At the sound of her name, my mind froze.
“But you do not return to Mother.” My brow furrowed, suddenly knowing that going back to Midgard was possible. Or maybe I just wanted it to be. I needed it to be so that I could get back to Myrah, as I’d promised.
“I clawed my way out of Hel twice already for rebirth in Midgard, and your mother did the same, but leaving Valhalla is impossible.” Hearing my father say this made rebirth feel so much closer, so much more possible. Energy pulsed through my veins, anticipating the opportunity.
“No, I know the way.”
“You would leave me, my son?”
“For my wife.” I didn’t need to say more. He nodded, seeming to understand. Whether the conviction inspired this understanding in my voice or something else, I wasn’t sure. My father just knew.

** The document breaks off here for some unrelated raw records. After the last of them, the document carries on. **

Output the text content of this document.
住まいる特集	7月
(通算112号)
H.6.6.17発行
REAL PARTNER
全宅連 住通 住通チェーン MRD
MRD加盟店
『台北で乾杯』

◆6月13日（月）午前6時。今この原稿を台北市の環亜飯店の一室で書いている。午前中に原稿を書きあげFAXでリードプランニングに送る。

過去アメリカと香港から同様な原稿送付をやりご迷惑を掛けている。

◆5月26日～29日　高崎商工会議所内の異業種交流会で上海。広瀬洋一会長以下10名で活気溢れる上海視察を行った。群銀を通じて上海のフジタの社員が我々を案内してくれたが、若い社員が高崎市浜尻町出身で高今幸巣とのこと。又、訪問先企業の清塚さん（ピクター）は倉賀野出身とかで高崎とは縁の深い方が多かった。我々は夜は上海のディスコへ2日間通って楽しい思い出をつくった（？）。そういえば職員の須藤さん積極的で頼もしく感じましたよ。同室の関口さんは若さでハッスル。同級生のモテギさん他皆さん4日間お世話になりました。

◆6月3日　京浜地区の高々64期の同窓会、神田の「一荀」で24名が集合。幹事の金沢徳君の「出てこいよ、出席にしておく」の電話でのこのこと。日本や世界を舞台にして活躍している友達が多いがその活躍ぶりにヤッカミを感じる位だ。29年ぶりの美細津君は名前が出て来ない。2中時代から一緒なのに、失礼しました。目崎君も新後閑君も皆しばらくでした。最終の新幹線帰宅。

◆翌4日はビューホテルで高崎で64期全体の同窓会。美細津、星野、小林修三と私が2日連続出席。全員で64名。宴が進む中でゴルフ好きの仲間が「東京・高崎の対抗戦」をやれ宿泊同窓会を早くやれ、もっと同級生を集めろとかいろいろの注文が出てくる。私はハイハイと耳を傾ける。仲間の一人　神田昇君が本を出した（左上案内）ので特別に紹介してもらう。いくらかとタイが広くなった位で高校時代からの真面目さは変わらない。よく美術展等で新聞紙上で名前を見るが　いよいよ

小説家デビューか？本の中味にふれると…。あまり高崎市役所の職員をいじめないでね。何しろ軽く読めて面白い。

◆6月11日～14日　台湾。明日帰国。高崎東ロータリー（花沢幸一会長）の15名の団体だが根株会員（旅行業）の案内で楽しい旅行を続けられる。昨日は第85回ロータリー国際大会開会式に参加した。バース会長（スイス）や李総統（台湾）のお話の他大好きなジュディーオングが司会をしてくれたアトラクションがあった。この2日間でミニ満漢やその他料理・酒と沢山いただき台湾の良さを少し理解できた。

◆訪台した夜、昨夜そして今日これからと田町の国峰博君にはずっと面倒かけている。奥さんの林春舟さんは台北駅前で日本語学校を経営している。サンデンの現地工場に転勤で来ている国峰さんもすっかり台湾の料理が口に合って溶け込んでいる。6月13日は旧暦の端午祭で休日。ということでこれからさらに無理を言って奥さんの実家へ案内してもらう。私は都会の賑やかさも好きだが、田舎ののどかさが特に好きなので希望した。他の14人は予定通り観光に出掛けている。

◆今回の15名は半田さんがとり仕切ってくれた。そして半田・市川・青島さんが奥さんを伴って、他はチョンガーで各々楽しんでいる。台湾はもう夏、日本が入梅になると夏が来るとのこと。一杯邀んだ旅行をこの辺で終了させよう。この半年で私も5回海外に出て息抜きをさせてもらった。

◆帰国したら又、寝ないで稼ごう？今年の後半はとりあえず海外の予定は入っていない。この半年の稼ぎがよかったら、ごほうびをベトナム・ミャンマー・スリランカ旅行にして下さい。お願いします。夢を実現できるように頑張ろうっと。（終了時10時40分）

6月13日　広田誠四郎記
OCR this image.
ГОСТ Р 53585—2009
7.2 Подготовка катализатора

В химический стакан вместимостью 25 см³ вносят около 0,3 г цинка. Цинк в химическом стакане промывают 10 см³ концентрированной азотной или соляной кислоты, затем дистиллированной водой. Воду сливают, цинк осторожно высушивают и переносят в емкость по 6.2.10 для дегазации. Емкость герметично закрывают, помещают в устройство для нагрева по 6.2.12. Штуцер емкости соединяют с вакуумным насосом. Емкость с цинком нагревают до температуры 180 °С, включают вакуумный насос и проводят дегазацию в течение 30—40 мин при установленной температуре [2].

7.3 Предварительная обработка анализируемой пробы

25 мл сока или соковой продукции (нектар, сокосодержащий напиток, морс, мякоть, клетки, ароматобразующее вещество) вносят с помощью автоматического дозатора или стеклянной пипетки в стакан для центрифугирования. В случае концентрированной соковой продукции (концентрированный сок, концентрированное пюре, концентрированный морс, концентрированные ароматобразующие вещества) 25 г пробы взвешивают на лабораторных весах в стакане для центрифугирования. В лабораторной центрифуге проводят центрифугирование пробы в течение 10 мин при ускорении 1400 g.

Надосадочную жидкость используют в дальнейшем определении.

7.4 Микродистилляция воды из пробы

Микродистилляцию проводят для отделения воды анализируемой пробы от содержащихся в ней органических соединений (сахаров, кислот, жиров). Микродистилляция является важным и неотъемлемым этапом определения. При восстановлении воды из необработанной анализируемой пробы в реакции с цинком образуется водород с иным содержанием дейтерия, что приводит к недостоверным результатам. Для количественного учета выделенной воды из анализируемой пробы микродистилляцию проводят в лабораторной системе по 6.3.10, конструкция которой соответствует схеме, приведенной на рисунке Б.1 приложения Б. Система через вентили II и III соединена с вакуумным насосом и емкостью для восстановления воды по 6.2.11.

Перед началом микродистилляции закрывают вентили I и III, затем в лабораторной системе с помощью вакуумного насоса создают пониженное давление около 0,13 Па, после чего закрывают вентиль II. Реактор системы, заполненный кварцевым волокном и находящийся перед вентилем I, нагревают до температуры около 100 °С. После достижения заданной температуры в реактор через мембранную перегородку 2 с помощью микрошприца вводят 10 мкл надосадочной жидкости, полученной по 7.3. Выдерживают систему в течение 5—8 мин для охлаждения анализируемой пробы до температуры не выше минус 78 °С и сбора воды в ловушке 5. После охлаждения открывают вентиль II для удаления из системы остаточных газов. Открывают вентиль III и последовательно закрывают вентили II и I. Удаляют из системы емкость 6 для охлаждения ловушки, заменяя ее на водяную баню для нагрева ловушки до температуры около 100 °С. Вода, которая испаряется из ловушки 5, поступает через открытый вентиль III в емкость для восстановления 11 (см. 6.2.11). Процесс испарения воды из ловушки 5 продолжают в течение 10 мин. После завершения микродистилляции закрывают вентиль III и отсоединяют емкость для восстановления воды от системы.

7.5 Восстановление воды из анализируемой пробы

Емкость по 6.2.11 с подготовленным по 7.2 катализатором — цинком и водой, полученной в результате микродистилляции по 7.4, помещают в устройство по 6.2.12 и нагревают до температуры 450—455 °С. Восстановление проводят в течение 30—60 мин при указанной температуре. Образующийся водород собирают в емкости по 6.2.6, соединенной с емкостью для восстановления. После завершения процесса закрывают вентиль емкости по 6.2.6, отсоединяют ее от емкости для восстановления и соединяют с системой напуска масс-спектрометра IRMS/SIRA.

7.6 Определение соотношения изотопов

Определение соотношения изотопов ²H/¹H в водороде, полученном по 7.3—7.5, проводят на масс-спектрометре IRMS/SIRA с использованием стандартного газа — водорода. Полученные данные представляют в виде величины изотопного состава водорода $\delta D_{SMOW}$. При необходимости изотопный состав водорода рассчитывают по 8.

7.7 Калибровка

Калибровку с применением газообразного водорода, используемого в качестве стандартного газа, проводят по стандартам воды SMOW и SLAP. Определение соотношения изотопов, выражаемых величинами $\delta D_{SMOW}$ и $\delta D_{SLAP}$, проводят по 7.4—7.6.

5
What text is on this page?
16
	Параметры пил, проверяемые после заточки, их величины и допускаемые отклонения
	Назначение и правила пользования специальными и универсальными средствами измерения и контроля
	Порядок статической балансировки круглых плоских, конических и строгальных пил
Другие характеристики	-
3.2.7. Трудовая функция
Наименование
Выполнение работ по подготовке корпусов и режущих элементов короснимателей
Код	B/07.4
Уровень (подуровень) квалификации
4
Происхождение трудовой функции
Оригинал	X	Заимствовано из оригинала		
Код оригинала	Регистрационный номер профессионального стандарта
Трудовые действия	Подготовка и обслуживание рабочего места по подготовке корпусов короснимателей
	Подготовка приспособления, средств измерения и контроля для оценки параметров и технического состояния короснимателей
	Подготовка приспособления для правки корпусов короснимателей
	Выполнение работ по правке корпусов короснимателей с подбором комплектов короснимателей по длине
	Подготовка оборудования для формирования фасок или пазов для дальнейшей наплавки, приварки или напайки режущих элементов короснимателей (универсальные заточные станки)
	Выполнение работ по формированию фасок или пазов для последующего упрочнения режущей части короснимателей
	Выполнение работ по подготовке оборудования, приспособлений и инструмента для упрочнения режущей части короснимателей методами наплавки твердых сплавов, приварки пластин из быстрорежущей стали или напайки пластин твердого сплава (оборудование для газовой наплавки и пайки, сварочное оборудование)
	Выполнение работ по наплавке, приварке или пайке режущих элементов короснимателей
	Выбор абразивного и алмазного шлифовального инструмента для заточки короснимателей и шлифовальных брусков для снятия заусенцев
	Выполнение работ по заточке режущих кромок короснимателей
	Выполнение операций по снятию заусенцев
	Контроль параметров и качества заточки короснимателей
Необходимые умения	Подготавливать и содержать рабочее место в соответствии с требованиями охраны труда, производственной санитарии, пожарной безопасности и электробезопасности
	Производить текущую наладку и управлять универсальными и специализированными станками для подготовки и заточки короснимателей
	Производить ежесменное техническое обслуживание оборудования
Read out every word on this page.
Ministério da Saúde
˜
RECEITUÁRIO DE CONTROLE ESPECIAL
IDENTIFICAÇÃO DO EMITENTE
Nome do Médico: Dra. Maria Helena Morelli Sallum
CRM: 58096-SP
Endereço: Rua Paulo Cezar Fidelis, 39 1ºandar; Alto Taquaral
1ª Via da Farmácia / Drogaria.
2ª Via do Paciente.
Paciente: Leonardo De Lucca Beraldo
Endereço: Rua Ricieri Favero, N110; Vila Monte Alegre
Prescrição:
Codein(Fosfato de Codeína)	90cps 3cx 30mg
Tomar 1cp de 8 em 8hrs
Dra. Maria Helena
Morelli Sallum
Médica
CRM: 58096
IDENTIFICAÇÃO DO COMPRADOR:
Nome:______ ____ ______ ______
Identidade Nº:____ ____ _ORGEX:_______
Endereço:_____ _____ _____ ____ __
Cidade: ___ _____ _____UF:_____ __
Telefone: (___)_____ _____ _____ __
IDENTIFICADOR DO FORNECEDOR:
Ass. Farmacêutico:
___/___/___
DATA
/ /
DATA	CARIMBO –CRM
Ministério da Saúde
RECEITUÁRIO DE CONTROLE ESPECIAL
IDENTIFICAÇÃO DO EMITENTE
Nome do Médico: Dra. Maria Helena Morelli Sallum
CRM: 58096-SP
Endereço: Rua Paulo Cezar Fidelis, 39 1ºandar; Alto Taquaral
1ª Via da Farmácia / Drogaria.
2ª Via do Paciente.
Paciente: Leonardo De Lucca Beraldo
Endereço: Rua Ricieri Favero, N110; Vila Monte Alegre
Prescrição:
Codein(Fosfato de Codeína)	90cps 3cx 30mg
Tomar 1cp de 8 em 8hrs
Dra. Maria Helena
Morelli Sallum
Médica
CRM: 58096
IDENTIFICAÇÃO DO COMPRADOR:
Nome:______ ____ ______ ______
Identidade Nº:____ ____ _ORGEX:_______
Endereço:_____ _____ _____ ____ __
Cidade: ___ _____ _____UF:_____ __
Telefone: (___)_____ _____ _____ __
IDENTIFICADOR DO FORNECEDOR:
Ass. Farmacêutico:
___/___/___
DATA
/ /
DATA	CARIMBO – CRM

And maybe it was me he knew.
“Rune.” His palm landed on my shoulder. After a moment of shared gaze, his fingers sank deeper, and he pulled me into him.
His embrace broke something in me. Something long buried.
No, it wasn’t his embrace but his recognition.
When we parted and he leaned back, eyes searching me, I was seen.
I wasn’t just Rune; I was a man slaughtered and flayed open on an altar before my wife.
I was a farmer turned warrior. A simple man who wanted a quiet life.
“Fight me to my end,” I said.
“This is what you want,” he said, without question. He knew me well enough, though how he knew, I could not fathom. Like my wife, he simply understood me. He saw the man under the body. A familiar sting pricked my eyes, and tears welled up .
I raised my sword and planted my feet, ready to strike at my father, and he mirrored my stance. The duel began, and I poured everything into each move, the primal drive to win surging through my veins.
With every beat of this spirit-heart, I longed for victory—but I craved my wife.
And finally, I let go of glory and all that came with winning, with control, with security, and allowed my father’s axe to land a final blow against my skull.
Conscious, though unable to lift my eyelids, I heard my wife’s voice. Lux’s cool skin pressed to my forehead, and in that instant, I knew—I would die for her again. I’d let my father gut me and rip my soul out of Valhalla.
Erik had done it for Ingrid and she had done it for him. My parents had paved the way for reincarnation, and I would follow in their footsteps, except this time I would go armed with the knowledge of how to leave Valhalla.
I’d return to Midgard and to Vylheim. To Myrah, or Lux, as many times as it took.